The metric has its detractors, but, in general, RPI can be a reliable way to predict the number of wins a team will get in the tourney. Here’s a breakdown of **average wins per tourney** based on RPI ranking from 2010 to 2017:

- #1: 2.75 wins
- #2: 2.5
- #3: 3.00
- #4: 3.25
- #5: 2.63
- #6: 3.38
- #7: 2.00
- #8: 2.38
- #9: 1.75
- #10: 1.13
- #11: 1.38
- #12: 1.00
- #13: 0.71
- #14: 2.88
- #15: 1.00

These numbers reveal some fascinating trends. First, the team ranked 13th in RPI averages less than one win a tournament, which makes them a prime candidate for a first-round upset.

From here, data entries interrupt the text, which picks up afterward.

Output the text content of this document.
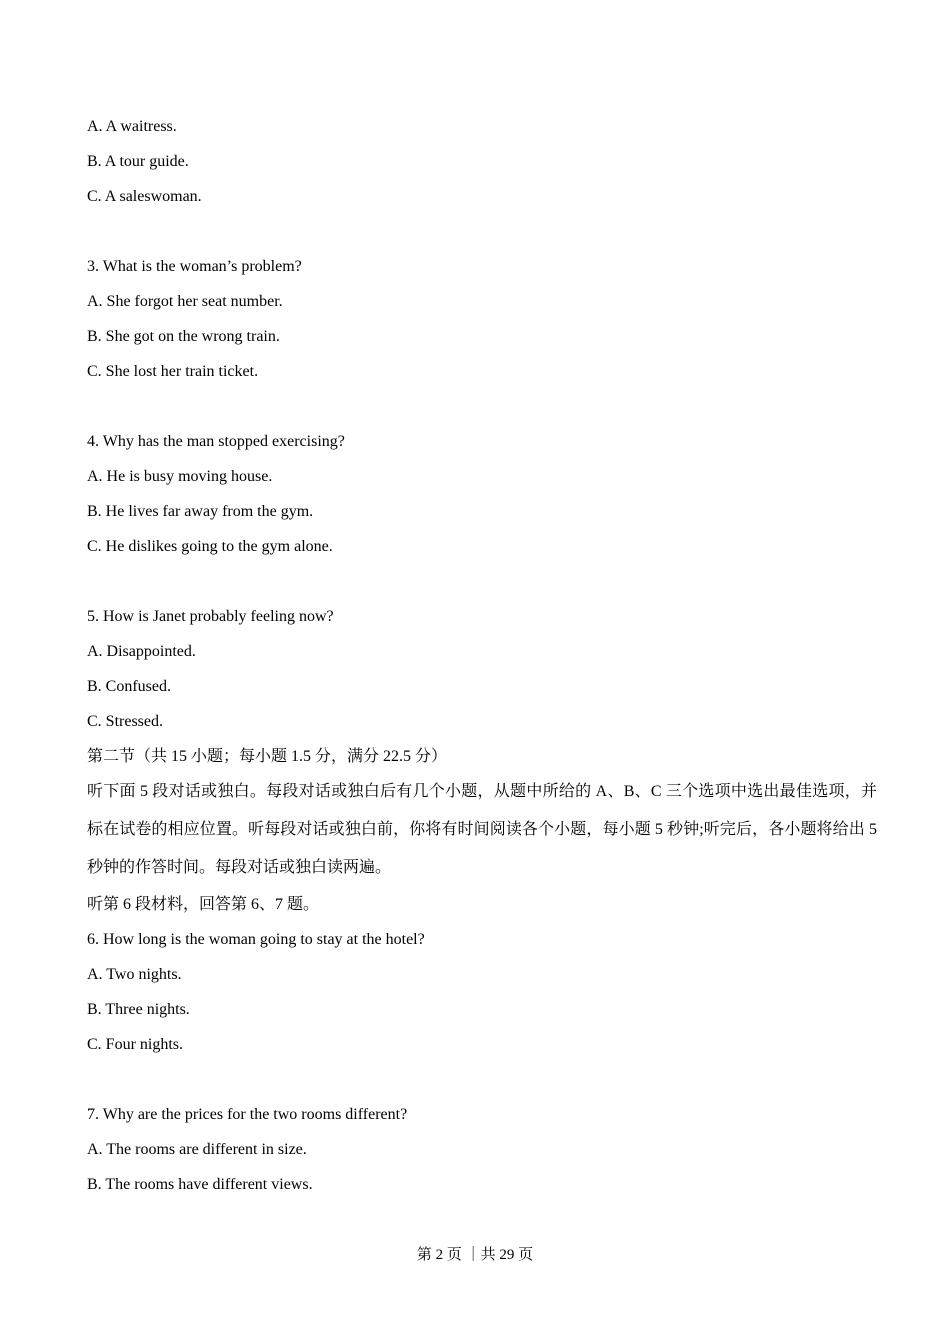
A. A waitress.
B. A tour guide.
C. A saleswoman.
3. What is the woman’s problem?
A. She forgot her seat number.
B. She got on the wrong train.
C. She lost her train ticket.
4. Why has the man stopped exercising?
A. He is busy moving house.
B. He lives far away from the gym.
C. He dislikes going to the gym alone.
5. How is Janet probably feeling now?
A. Disappointed.
B. Confused.
C. Stressed.
第二节（共 15 小题；每小题 1.5 分，满分 22.5 分）
听下面 5 段对话或独白。每段对话或独白后有几个小题，从题中所给的 A、B、C 三个选项中选出最佳选项，并标在试卷的相应位置。听每段对话或独白前，你将有时间阅读各个小题，每小题 5 秒钟;听完后，各小题将给出 5 秒钟的作答时间。每段对话或独白读两遍。
听第 6 段材料，回答第 6、7 题。
6. How long is the woman going to stay at the hotel?
A. Two nights.
B. Three nights.
C. Four nights.
7. Why are the prices for the two rooms different?
A. The rooms are different in size.
B. The rooms have different views.
第 2 页 ｜共 29 页
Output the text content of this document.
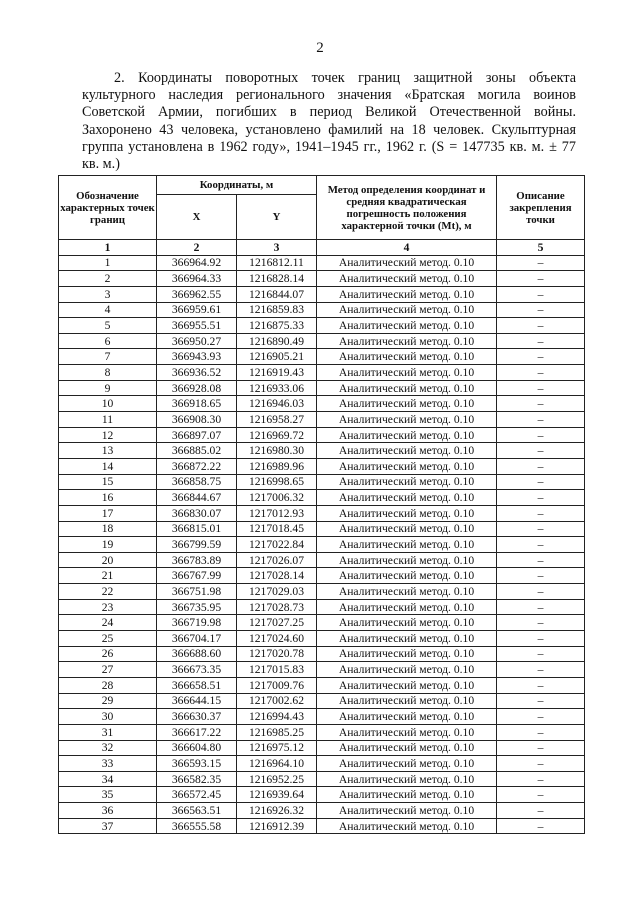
2
2. Координаты поворотных точек границ защитной зоны объекта культурного наследия регионального значения «Братская могила воинов Советской Армии, погибших в период Великой Отечественной войны. Захоронено 43 человека, установлено фамилий на 18 человек. Скульптурная группа установлена в 1962 году», 1941–1945 гг., 1962 г. (S = 147735 кв. м. ± 77 кв. м.)
Обозначение характерных точек границ	Координаты, м		Метод определения координат и средняя квадратическая погрешность положения характерной точки (Mt), м	Описание закрепления точки
	X	Y		
1	2	3	4	5
1	366964.92	1216812.11	Аналитический метод. 0.10	–
2	366964.33	1216828.14	Аналитический метод. 0.10	–
3	366962.55	1216844.07	Аналитический метод. 0.10	–
4	366959.61	1216859.83	Аналитический метод. 0.10	–
5	366955.51	1216875.33	Аналитический метод. 0.10	–
6	366950.27	1216890.49	Аналитический метод. 0.10	–
7	366943.93	1216905.21	Аналитический метод. 0.10	–
8	366936.52	1216919.43	Аналитический метод. 0.10	–
9	366928.08	1216933.06	Аналитический метод. 0.10	–
10	366918.65	1216946.03	Аналитический метод. 0.10	–
11	366908.30	1216958.27	Аналитический метод. 0.10	–
12	366897.07	1216969.72	Аналитический метод. 0.10	–
13	366885.02	1216980.30	Аналитический метод. 0.10	–
14	366872.22	1216989.96	Аналитический метод. 0.10	–
15	366858.75	1216998.65	Аналитический метод. 0.10	–
16	366844.67	1217006.32	Аналитический метод. 0.10	–
17	366830.07	1217012.93	Аналитический метод. 0.10	–
18	366815.01	1217018.45	Аналитический метод. 0.10	–
19	366799.59	1217022.84	Аналитический метод. 0.10	–
20	366783.89	1217026.07	Аналитический метод. 0.10	–
21	366767.99	1217028.14	Аналитический метод. 0.10	–
22	366751.98	1217029.03	Аналитический метод. 0.10	–
23	366735.95	1217028.73	Аналитический метод. 0.10	–
24	366719.98	1217027.25	Аналитический метод. 0.10	–
25	366704.17	1217024.60	Аналитический метод. 0.10	–
26	366688.60	1217020.78	Аналитический метод. 0.10	–
27	366673.35	1217015.83	Аналитический метод. 0.10	–
28	366658.51	1217009.76	Аналитический метод. 0.10	–
29	366644.15	1217002.62	Аналитический метод. 0.10	–
30	366630.37	1216994.43	Аналитический метод. 0.10	–
31	366617.22	1216985.25	Аналитический метод. 0.10	–
32	366604.80	1216975.12	Аналитический метод. 0.10	–
33	366593.15	1216964.10	Аналитический метод. 0.10	–
34	366582.35	1216952.25	Аналитический метод. 0.10	–
35	366572.45	1216939.64	Аналитический метод. 0.10	–
36	366563.51	1216926.32	Аналитический метод. 0.10	–
37	366555.58	1216912.39	Аналитический метод. 0.10	–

The RPI **#6 wins the most games**, on average. Seed-wise, a sixth-ranked team in RPI would, in theory, be a #2 seed. And #2 seeds have a relatively easy path to the Sweet Sixteen since they have around a 40% chance of playing a #10 seed in the second round.

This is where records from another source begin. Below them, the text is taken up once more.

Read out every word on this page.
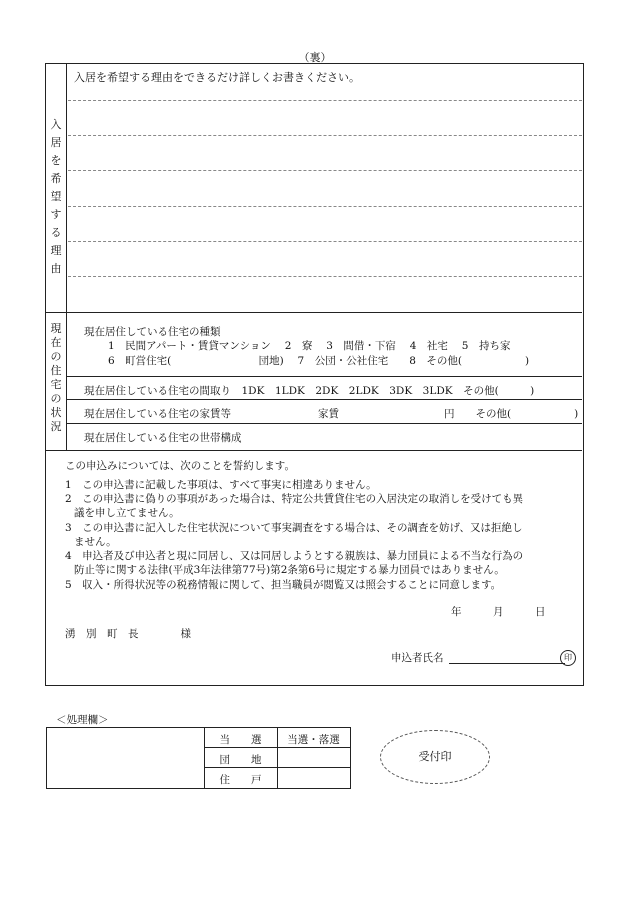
（裏）
入
居
を
希
望
す
る
理
由
入居を希望する理由をできるだけ詳しくお書きください。
現
在
の
住
宅
の
状
況
現在居住している住宅の種類
1　民間アパート・賃貸マンション　 2　寮　 3　間借・下宿　 4　社宅　 5　持ち家
6　町営住宅(　　　　　　　　 団地)　 7　公団・公社住宅　　8　その他(　　　　　　)
現在居住している住宅の間取り　1DK　1LDK　2DK　2LDK　3DK　3LDK　その他(　　　)
現在居住している住宅の家賃等	家賃　　　　　　　　　　円　　その他(　　　　　　)
現在居住している住宅の世帯構成
この申込みについては、次のことを誓約します。
1　この申込書に記載した事項は、すべて事実に相違ありません。
2　この申込書に偽りの事項があった場合は、特定公共賃貸住宅の入居決定の取消しを受けても異
議を申し立てません。
3　この申込書に記入した住宅状況について事実調査をする場合は、その調査を妨げ、又は拒絶し
ません。
4　申込者及び申込者と現に同居し、又は同居しようとする親族は、暴力団員による不当な行為の
防止等に関する法律(平成3年法律第77号)第2条第6号に規定する暴力団員ではありません。
5　収入・所得状況等の税務情報に関して、担当職員が閲覧又は照会することに同意します。
年　　　月　　　日
湧　別　町　長　　　　様
申込者氏名	印
＜処理欄＞
当　　選	当選・落選
団　　地
住　　戸
受付印
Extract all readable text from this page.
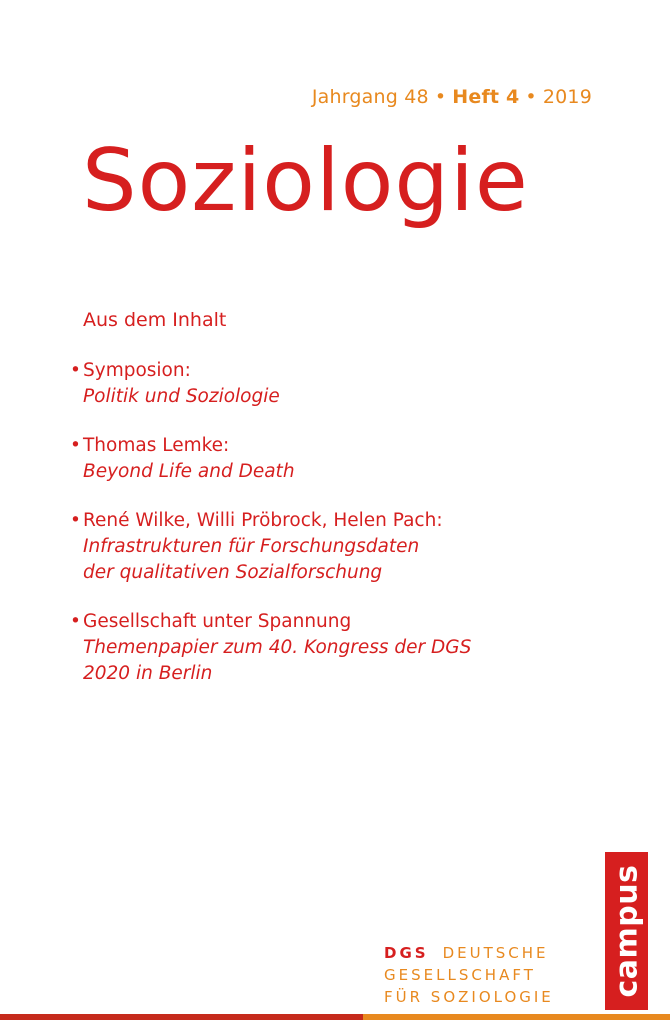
Jahrgang 48 • Heft 4 • 2019
Soziologie
Aus dem Inhalt
• Symposion:
Politik und Soziologie
• Thomas Lemke:
Beyond Life and Death
• René Wilke, Willi Pröbrock, Helen Pach:
Infrastrukturen für Forschungsdaten
der qualitativen Sozialforschung
• Gesellschaft unter Spannung
Themenpapier zum 40. Kongress der DGS
2020 in Berlin
DGS DEUTSCHE
GESELLSCHAFT
FÜR SOZIOLOGIE campus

## Focus on second-round upsets

If a bracket isn’t busted after the first round, there’s a good chance it can self-destruct in the second round.

To avoid that, look at the upset data. According to the NCAA, over the past 36 years, the six seed has beat the 3 seed 29 times. Here’s a rundown of the rest of the **upset frequencies** in the **second round**:

- 7 over 2: 26
- 10 over 2: 18
- 11 over 3: 18
- 8 over 1: 14
- 12 over 4: 13
- 9 over 1: 6
- 13 over 5: 3
- 14 over 6: 2
- 15 over 7: 2

### Based on these numbers, the rules for the second round are:

- Pick at least one #2 seed to lose in the second round
- Never pick a 13 seed or higher to advance to the Sweet Sixteen
- If you’re going to pick a #1 seed to lose, choose an 8 seed to do the deed, not a 9.

## Pick the high seeds to go to the Final Four and Championship

There have been 144 teams that made it to the Final Four since the tourney went to 64 teams in 1985. Of those 144 teams, 119 teams (around 83%) have been a 1-4 seed.

So, if you’re playing the odds, your Final Four should only be **made up of 1, 2, 3, or 4 seeds**.

If you want to pick an upset, your best chances lie with picking either an 11 or 5 seed, as they’ve accounted for around 10% of Final Four teams.

Who should your Final Four winners be? Here’s what the historical numbers reveal about the seeds that make it to the finals:

- 1 seed: 50% of teams in the final
- 2 seed: 25%
- 3 seed: 25%
- 4-8 seeds: 25%

**The takeaway**: Your championship game should have **at least one #1 seed**. After that, **it’s a toss-up**. As for picking your champion? History says the 1 seed is the favorite, as they’ve won 23 of the last 36 finals.

The 2 seed has won five titles, the 3 seed has won four, and seeds 4-8 have won four.